Затея с отпечатком губ после трехмесячного молчания мне не понравилась. Кто их целует, эти губы — думал я, вчитываясь в письмо, где явственно и недвусмысленно, теперь уже совершенно отчетливо слышался тихий, горячий шепот измены.

Осторожно, чтобы не смять ее губы, я вложил листок в конверт, надписал адрес и отослал в Курск. Лети с приветом!

В ответном письме Надя ни словом не обмолвилась о происшедшем, все же она поняла, что, вольно или невольно, оскорбила меня. После этого переписка наша опять заспотыкалась, потом оживилась, а к концу службы я уже ничего с собой поделать не мог: писал Наде почти каждый день, засыпал ее стихами, исступленно-нежными заклятиями — никогда больше, говорю я снова, не были ее письма так редки, так скупы, так остужающи, как в ту весну.

Но чем прохладнее был тон этих писем, тем сильнее хотелось мне, не заезжая домой, отправиться прямиком в Курск, то есть приехать нежданно-негаданно, и будь что будет, пан или пропал, или любит — или нет, все должно решиться на месте.

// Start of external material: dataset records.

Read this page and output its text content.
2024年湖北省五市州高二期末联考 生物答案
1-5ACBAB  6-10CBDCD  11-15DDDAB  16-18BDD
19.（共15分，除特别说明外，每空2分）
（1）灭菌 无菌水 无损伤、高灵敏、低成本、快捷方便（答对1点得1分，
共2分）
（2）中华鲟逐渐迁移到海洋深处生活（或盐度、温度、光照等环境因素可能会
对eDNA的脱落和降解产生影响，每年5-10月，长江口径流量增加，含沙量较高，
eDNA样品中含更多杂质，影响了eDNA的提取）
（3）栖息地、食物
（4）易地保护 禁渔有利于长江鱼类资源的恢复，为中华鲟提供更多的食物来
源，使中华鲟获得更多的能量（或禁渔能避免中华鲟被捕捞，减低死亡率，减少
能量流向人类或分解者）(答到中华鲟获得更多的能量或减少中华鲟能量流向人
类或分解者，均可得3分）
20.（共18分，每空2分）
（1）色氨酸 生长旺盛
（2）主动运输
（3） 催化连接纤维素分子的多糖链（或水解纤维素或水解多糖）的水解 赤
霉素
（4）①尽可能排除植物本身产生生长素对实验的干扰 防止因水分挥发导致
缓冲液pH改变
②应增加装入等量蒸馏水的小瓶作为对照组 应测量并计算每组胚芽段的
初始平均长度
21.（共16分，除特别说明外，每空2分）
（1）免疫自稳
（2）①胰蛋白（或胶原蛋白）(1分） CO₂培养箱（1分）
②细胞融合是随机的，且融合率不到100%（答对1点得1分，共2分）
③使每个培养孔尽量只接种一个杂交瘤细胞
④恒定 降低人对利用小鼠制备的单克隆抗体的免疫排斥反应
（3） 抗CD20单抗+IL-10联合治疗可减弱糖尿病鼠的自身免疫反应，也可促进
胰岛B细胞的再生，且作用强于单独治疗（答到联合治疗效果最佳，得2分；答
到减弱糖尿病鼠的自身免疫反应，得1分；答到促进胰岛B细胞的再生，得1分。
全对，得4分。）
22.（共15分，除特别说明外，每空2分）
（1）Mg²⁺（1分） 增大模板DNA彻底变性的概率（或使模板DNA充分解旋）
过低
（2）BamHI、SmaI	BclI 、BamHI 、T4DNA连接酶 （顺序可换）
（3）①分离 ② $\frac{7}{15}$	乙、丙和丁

Отказаться от своего решения я никак не мог, потому что Надя вдруг одарила меня нервно-нежным посланием, которое воспринял как зов.

Своим приездом я рассчитывал доставить ей необычайную радость, такую же, как если бы она ни с того ни с сего приехала бы ко мне в часть и мы пошли бы весенней ночью рвать тюльпаны в светящейся, дремлющей степи.

Укладывая чемодан, перелистал я небрежно и другие странички, от другой девушки, которую знал заочно, никогда не видел даже на фотографии, но письма от нее тем не менее получал — и сам изредка писал ей. Эта переписка затеялась после того, как кто-то из земляков передал мне письмо, направленное в нашу часть; в строчке «Кому» на конверте значилось: «Хорошему парню».

Ну что же, давай — сказал я земляку и стал писать в Чимкент. Отвечала мне из Чимкента Люся — существо возвышенное и трогательное, вызывающее жалость. Все это для отношений горючее слабое, и, по правде говоря, Люсины письма волновали меня не больше, чем сводка за прошлую неделю.

Волновать не волновали, однако и переписку я не прекращал. Казалось бы, чего проще — сообщить все как есть, честно и прямо, да и закончить почтовый роман на слегка горьковатой, но точной и правильной ноте. Нет же, изрядно сдобренная литературными мотивами, в которых Люся оказалась мастерицей, переписка тянулась многие месяцы. Скажу сразу, что все это вышло мне боком, но это и справедливо — за все ведь приходится расплачиваться; но, к сожалению и стыду, неприятности и унижения пришлось пережить и Люсе, хотя она никоим образом не виновата.

Меня так и подмывает оправдаться перед самим собой (что я, в общем, и делаю), но оправданий тут быть не может. Во всяком случае, не допущу я банальных разъяснений насчет того, что «жизнь сложна».

Она и в самом деле сложна.

Подержав в руках Люсины письма, я предал их огню, бросив в ритуальный дембельский костер, и надумал поступить так: демобилизоваться и из Люсиной жизни пропасть бесследно, ибо кто я для нее? Неясная надежда? Некто, автор писем. Она для меня, кажется, и вовсе никто, Люся из Чимкента, одна стотысячная частица Нади.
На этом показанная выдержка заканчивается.